For operating control, define thresholds before the month starts. Example: at 60% of included AIC usage by mid-month, trigger workflow review; at 80%, restrict non-essential premium workflows; at 100%, route new high-cost usage through approval. This keeps delivery moving while preventing uncontrolled run-up.

  • Step 1: Capture last 30 days by workflow category, not only by user.
  • Step 2: Forecast AIC consumption under conservative, expected, and spike scenarios.
  • Step 3: Apply the monthly total formula and compare against budget cap.
  • Step 4: Set threshold actions at 60%, 80%, and 100% of included usage.
  • Step 5: Review weekly and adjust model defaults before overage compounds.

Bottom line: Copilot is now a managed platform cost

The old mental model was simple: buy seats and move on.
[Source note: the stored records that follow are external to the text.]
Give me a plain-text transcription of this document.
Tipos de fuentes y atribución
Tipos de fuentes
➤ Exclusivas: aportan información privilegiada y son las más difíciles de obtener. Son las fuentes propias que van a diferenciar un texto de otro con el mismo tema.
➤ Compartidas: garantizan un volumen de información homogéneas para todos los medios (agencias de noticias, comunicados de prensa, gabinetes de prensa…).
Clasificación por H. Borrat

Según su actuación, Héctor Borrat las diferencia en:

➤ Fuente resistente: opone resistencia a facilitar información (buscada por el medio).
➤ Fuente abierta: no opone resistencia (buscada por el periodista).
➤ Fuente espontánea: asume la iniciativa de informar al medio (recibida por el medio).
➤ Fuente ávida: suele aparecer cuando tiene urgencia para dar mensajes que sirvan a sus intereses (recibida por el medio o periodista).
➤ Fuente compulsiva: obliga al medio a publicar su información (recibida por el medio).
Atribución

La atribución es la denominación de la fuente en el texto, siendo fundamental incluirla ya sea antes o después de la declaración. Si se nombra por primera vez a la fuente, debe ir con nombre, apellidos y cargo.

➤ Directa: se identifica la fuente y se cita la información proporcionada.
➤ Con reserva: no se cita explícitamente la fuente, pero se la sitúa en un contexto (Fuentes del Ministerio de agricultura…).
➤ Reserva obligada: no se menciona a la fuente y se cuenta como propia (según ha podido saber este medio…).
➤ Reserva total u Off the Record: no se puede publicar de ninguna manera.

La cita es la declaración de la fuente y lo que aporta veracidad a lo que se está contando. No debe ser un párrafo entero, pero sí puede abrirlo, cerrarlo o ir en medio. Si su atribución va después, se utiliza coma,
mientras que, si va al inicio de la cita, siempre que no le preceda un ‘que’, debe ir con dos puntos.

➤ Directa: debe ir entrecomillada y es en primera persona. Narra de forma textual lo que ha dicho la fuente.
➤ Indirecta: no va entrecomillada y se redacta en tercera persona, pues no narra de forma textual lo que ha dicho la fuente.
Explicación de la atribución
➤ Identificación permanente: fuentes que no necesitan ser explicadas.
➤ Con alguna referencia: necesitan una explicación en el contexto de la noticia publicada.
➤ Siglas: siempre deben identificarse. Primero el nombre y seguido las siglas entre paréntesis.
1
The new model is more mature: buy seats, monitor usage, and govern spend like any other production-grade platform. That shift is not a downgrade. It is a sign Copilot usage has moved from novelty to operational dependency.

If you are already using preview billing data, you are ahead of most teams. The next move is to operationalize that data into policy, team guidance, and monthly review rhythm. Also note GitHub's preview disclaimer: estimates are illustrative and final bills can differ by model mix and final pricing. Teams that do this well will not only avoid bill shock. They will protect the business case for broader AI adoption.

Frequently asked questions

Is GitHub Copilot getting more expensive in June 2026?+

Base seat prices are not changing according to GitHub. What changes is the billing model: usage is now measured through AI Credits based on token consumption, so monthly spend can vary more by usage pattern.

Do code completions consume GitHub AI Credits?+

GitHub states that code completions and Next Edit suggestions remain included and do not consume AI Credits. Other Copilot interactions can consume credits depending on model and token usage.

How should engineering teams prepare for Copilot usage-based billing?+

Start with preview usage analysis, then implement budget controls, model defaults, and workflow-level policies. The best approach is to protect high-value use while constraining wasteful patterns.

What should I do if my preview bill looks high?+

Segment usage by workflow first, not just by user. In the April simulation cited here, the projected move from $39.00 to $199.59 suggests concentrated high-cost patterns that need policy and model controls. Heavy usage may still be worth it if tied to measurable delivery outcomes. Optimize and govern before cutting access broadly.